There are 37 listed structures in Wadenhoe all are listed below:
1. 1-6, the Green
2. 11 and 12, the Green
3. 16, Main Street
4. 21, Pilton Road
5. 22, Plum Pudding Lane
6. 23, Plum Pudding Lane
7. 24, Pilton Road
8. 27, Church Street
9. 31 and 32, Church Street
10. 33, Church Street
11. 7 and 8, the Green
12. 9 and 10, the Green
13. Barn Approximately 30 Metres West of Manor Farmhouse
14. Barn Approximately 50 Metres South West of Home Farmhouse
15. Caroline Cottage
16. Church of St Michael and All Angels
17. Dovecote Approximately 15 Metres West of Dovecote House
18. Dovecote House
19. Garden Lodge and Attached Stables Approximately 30 Metres North West
of Wadenhoe House
20. Group of 3 Chest Tombs and 3 Headstones Approximately 3 Metres North
of North Porch of Church of St Michael of all Angels
21. Group of 3 Chest Tombs and One Coffin Slab, Approximately 12 Metres
North of North Aisle of Church
22. Home Farmhouse
23. K6 Telephone Kiosk (Telephone Number Clopton 221)
24. Kitchen Garden Walls Approximately 20 Metres West of Wadenhoe House
and Attached Outbuilding to East
25. Manor Farm House and Attached Outbuilding
26. Mill Farm Cottage
27. Nene Cottage, 34 Church Street
28. Shangri-La, 28 Church Street
29. South Lodge
30. Stables Attached to South of Home Farmhouse
31. The Cottage
32. The Kings Head Public House and Attached Outbuilding
33. The Mill
34. The Nutshell
35. The Old Rectory
36. Wadenhoe House
37. Wadenhoe Post Office
The stone for the original houses would have come from the quarry to the north west of Church Street; a much lighter stone than that found in the south of the county. Most of the stonework is of coursed rubble stone with some better quality squared rubble with lime based mortar joints which are, in the main, recessed and rubbed. The heights of the courses range from 60mm to 170mm, excluding the quoins.
There are some examples of the darker orange-brown ironstone being used; in one instance on Pear Tree
Barn for the quoins and then in the later built 1-6 The Green (1865) it is used fairly extensively for decorative
courses and arches.
Other than the occasional more modern building using man-made roofing materials the majority of the buildings are roofed in reed thatch, locally made pantile, Collyweston slate or blue slate. The pantiles used in the village are both the more usual ‘S’ shape and the ‘three ridge’ pantile.
The width of the gable ends are, in the main, about five metres on the outside giving three and a half to four metres living space on the inside.
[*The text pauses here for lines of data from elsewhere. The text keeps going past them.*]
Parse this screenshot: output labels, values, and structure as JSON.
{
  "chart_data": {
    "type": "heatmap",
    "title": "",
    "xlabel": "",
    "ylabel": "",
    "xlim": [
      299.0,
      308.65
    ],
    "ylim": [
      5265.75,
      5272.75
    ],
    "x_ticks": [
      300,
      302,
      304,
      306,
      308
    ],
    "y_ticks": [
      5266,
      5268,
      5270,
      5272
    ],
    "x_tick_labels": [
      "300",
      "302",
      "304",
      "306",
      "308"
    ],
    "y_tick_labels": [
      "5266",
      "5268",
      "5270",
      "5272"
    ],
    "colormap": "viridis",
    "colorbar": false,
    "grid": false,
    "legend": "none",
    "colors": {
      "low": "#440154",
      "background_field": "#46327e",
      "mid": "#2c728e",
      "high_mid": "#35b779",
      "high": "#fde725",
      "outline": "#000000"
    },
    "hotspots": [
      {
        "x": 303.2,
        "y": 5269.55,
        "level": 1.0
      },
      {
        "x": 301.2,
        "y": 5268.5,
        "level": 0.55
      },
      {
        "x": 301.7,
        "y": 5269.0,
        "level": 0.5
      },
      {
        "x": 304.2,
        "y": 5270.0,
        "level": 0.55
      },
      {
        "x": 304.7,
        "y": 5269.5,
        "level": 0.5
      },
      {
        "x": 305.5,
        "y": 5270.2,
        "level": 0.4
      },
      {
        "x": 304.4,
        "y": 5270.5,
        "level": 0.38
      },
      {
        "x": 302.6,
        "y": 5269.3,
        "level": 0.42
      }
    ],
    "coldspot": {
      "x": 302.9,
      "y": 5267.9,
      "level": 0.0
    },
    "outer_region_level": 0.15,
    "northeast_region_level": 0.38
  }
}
Other than a few exceptions the roofs are fairly steep pitched, exceptions being the grander old houses such as Wadenhoe House and The Rectory.
There are, of course, a number of different styles of house within Wadenhoe, however, the vernacular buildings of the earlier periods tend to be long, narrow and of one and a half storeys, some of which were then divided into smaller cottages for the housing of the farm labourers. There is also evidence that The
Cottage in Main Street was originally of the above vernacular, and was extended at right angles out to the road. It is thought that this section was, at different times used as a butchers and a public house.
All windows in Wadenhoe are either timber or stone mullion. Three styles of dormer window are used in Wadenhoe; wedge, hipped and gable.
Most of the boundaries in Wadenhoe comprise of stone walling with either cock and hen or traditional cottage style coping.
Wadenhoe is a conservation village, well preserved, with very limited modern development. The broader extent of the existing village is defined by the conservation area boundary, which incorporates the more outlying historic buildings such as Wadenhoe House and St Michael and All Angels Church.
The Lyveden Way and the Nene Way pass through the village, and many walkers welcome the hospitality of the pub – The Kings Head.